Commençons par le début : comment la collaboration Gazon-Nève a vu le jour et qu’est-ce qui anime votre démarche ?
Cette compagnie est née il y a dix ans de ma rencontre avec Thibaut Nève qui est aussi, à la base, comédien comme moi. Cette rencontre m’a vraiment offert un espace de liberté pour me faire des armes de mise en scène. Je ne soupçonnais pas à la base que j’allais aller par-là, je n’avais pas pensé consciemment à la mise en scène. Et donc, j’ai rencontré Thibaut il y a plus de dix ans, j’ai joué dans un spectacle qu’il avait écrit et qu’il mettait en scène, et il y a eu rencontre… à l’endroit je pense du décalage, d’une forme de folie et d’irrévérence, j’ai vite embrayé sur une espèce d’extravagance au plateau. Et donc, il se fait qu’au début de cette collaboration artistique, j’ai commencé à mettre en scène ses textes dans lesquels parfois il jouait, mais pas toujours. Lui, il s’est fait ses armes d’auteur et moi mes armes de mise en scène, au même temps. En effet au départ c’était lui qui signait les textes, sur les deux ou trois premières créations je pense, mais on en est vite venu à l’écriture de plateau. A la base en effet c’était des textes dits d’autofiction, qu’il a écrit en s’inspirant d’un réel qu’il avait vécu. Au départ ça tournait beaucoup autour des rapports au sein de la famille, qui est un peu le premier lieu politique. Pendant dix ans on a creusé et développé cet univers-là pour être maintenant dans des choses plus ouvertes et des créations tout aussi intimes mais avec une portée plus large. On a commencé donc tout petit, dans des petits endroits très alternatifs, pas du tout dans l’institution. Le seul soutien qu’on avait c’était celui du public qui était plus ou moins toujours au rendez-vous.
Tu parlais d’écriture de plateau, tu pourrais nous en dire plus ?

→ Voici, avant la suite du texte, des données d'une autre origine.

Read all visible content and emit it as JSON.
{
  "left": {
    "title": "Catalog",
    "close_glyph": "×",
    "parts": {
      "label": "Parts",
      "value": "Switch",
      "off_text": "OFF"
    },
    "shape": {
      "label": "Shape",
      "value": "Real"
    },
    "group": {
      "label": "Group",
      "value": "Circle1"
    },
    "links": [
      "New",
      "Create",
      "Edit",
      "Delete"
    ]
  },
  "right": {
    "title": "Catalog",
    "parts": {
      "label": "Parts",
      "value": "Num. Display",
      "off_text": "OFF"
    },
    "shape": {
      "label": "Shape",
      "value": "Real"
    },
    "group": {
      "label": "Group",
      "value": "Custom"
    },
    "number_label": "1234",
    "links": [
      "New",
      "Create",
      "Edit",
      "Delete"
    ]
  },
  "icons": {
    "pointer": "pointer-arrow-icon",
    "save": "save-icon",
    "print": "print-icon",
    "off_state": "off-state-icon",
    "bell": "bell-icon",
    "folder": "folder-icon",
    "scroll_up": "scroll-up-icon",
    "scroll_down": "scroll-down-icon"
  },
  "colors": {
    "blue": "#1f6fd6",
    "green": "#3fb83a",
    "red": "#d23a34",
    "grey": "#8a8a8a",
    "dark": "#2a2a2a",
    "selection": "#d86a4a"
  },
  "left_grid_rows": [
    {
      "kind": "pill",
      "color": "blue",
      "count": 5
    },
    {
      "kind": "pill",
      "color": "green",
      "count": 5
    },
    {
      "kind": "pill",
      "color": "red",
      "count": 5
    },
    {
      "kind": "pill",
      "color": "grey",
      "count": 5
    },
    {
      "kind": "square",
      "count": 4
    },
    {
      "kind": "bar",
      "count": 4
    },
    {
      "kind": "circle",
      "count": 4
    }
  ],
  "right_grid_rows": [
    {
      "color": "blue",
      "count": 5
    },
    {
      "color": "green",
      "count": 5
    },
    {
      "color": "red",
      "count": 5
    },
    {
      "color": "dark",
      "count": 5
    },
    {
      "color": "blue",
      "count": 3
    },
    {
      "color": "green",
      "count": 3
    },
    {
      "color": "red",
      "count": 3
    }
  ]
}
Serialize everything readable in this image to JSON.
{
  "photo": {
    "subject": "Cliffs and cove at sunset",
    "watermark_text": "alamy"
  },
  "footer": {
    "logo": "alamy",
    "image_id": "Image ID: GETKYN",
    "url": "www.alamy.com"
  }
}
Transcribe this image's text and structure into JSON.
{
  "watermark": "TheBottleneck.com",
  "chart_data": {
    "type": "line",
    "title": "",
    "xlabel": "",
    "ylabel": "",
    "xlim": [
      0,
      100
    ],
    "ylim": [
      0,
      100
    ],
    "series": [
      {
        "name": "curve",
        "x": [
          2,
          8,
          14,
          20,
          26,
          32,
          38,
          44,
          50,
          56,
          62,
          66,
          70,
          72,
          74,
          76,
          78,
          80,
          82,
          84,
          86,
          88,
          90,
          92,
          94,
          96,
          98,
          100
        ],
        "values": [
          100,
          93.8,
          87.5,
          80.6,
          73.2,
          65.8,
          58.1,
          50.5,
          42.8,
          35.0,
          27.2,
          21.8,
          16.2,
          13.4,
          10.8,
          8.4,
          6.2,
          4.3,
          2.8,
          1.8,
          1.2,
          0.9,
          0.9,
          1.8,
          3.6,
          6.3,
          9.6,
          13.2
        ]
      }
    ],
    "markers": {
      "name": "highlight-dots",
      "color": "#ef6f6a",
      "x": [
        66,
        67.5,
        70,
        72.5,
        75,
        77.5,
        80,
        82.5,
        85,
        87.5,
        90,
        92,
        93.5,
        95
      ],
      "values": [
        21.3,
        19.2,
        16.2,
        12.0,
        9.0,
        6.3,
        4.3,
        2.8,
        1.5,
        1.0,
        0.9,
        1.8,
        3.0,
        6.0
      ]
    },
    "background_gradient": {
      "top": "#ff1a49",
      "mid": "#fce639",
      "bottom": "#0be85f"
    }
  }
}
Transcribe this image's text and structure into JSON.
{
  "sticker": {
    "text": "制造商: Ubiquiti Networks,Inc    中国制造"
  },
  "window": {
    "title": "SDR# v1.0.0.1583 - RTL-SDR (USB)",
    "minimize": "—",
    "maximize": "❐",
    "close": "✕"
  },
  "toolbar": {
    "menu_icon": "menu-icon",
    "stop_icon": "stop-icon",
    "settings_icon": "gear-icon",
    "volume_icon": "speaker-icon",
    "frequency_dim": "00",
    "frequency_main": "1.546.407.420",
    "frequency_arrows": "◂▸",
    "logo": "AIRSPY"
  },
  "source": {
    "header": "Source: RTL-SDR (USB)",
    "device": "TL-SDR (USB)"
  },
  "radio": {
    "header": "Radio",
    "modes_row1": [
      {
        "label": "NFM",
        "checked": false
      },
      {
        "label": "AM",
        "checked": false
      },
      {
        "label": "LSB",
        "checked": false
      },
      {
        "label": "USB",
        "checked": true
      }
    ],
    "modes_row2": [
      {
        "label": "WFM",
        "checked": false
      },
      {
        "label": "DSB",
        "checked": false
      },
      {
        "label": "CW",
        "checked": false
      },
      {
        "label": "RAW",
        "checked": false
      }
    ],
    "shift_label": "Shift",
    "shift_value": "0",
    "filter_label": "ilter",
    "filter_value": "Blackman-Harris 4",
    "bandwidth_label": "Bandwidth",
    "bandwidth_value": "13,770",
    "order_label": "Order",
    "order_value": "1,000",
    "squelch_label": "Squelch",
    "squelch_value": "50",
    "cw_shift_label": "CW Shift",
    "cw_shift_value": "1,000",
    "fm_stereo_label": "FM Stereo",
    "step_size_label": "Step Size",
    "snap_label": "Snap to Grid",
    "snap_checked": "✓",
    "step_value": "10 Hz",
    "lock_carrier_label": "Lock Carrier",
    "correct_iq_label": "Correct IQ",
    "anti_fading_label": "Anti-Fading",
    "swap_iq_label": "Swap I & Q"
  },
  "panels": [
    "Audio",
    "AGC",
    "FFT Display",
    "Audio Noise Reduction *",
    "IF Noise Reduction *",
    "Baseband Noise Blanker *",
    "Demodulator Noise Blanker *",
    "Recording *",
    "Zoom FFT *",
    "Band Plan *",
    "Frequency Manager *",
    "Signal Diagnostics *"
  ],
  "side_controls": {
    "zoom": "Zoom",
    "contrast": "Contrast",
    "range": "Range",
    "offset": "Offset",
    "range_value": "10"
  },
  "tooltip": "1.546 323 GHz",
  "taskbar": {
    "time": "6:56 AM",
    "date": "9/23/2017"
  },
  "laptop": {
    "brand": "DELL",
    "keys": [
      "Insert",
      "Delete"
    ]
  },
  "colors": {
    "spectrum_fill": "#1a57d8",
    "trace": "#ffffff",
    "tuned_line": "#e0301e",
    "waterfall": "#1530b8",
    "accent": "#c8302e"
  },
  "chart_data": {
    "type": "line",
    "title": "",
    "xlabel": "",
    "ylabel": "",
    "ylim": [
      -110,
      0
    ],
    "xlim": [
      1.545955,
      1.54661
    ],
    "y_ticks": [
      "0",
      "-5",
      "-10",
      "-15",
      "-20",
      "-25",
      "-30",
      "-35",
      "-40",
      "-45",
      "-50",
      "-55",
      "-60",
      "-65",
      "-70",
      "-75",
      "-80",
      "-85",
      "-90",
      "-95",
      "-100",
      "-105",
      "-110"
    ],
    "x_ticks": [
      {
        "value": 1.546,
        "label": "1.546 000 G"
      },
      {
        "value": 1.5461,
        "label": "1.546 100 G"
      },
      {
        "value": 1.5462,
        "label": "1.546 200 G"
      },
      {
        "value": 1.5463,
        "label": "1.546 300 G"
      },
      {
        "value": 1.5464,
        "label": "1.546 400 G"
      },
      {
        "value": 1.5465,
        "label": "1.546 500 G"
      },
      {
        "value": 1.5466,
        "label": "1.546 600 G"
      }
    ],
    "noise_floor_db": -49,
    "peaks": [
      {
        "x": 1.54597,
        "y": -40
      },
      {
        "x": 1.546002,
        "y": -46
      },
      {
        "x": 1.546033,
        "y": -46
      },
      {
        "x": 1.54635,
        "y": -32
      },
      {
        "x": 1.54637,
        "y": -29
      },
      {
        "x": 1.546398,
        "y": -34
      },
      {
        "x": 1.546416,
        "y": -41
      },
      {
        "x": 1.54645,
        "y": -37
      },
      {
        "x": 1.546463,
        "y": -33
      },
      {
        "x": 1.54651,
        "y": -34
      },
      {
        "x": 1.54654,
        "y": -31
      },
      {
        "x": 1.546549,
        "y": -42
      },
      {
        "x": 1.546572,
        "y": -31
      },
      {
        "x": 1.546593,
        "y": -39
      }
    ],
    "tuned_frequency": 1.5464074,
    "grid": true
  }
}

Oui, on en est venu à l’écriture de plateau je disais, d’un côté car j’avais envie de prendre une part à l’écriture. J’aime bien quand Pommerat dit – enfin je le dis avec mes mots – que pour lui mettre en scène et écrire sont intrinsèquement liés, et que le temps de la mise en scène et le temps de l’écriture, pour lui, sont deux choses à faire avancer ensemble. Et c’est vrai que, mettre en scène des textes déjà écrits ça ne m’intéresse pas si je ne peux pas les triturer et les éprouver à travers un réel de plateau qui va redynamiser le texte et en faire un matériau. J’ai besoin de textes qui soient des matériaux, pas des textes figés ou des objets avec lesquelles on doit avoir un respect cérémonial. J’ai besoin d’avoir une liberté d’action avec les textes qui vont être digérés, restitués, par des corps en mouvement qui sont les comédiens et les comédiennes. Et donc, dans cette écriture de plateau on travaille beaucoup en improvisation. Les canevas sont assez précis, je sais ce que je cherche et, en tout cas, les comédiens savent ce qu’ils doivent jouer, les enjeux, ce qu’ils doivent chercher… mais il y a aussi de l’imprévu, je leur fais des petites surprises, ce qui donne des perles. Et grâce justement à l’inattendu, les interprètes ne vont plus contrôler, ne savent pas spécialement toujours ce qui va se passer. Nous filmons tout et, par après, on garde à peu près le 5% d’une impro comme texte. On construit les textes aussi souvent avec des apports extérieurs. Moi, je lis aussi beaucoup pendant ou avant une création, et mes lectures sont souvent liées au sujet qu’on aborde. Parfois on fait aussi une espèce de grand tissu d’apports extérieurs, d’écriture pure, d’improvisation, d’essais, de romans, d’interviews et de ce qu’on a récolté sur le plateau. Il se peut que sur une phrase qui dure 5 secondes, j’écrive une scène de 5 minutes. Il se trouve qu’à un moment ils ont dit quelque chose qui a ouvert mon imaginaire et du coup de cette petite chose je vais tisser une scène de 5 minutes. C’est ce qui s’est fort passé dans Les petits humains, dernière création avant Celle que vous croyez au théâtre des Martyrs en décembre prochain, si tout va bien.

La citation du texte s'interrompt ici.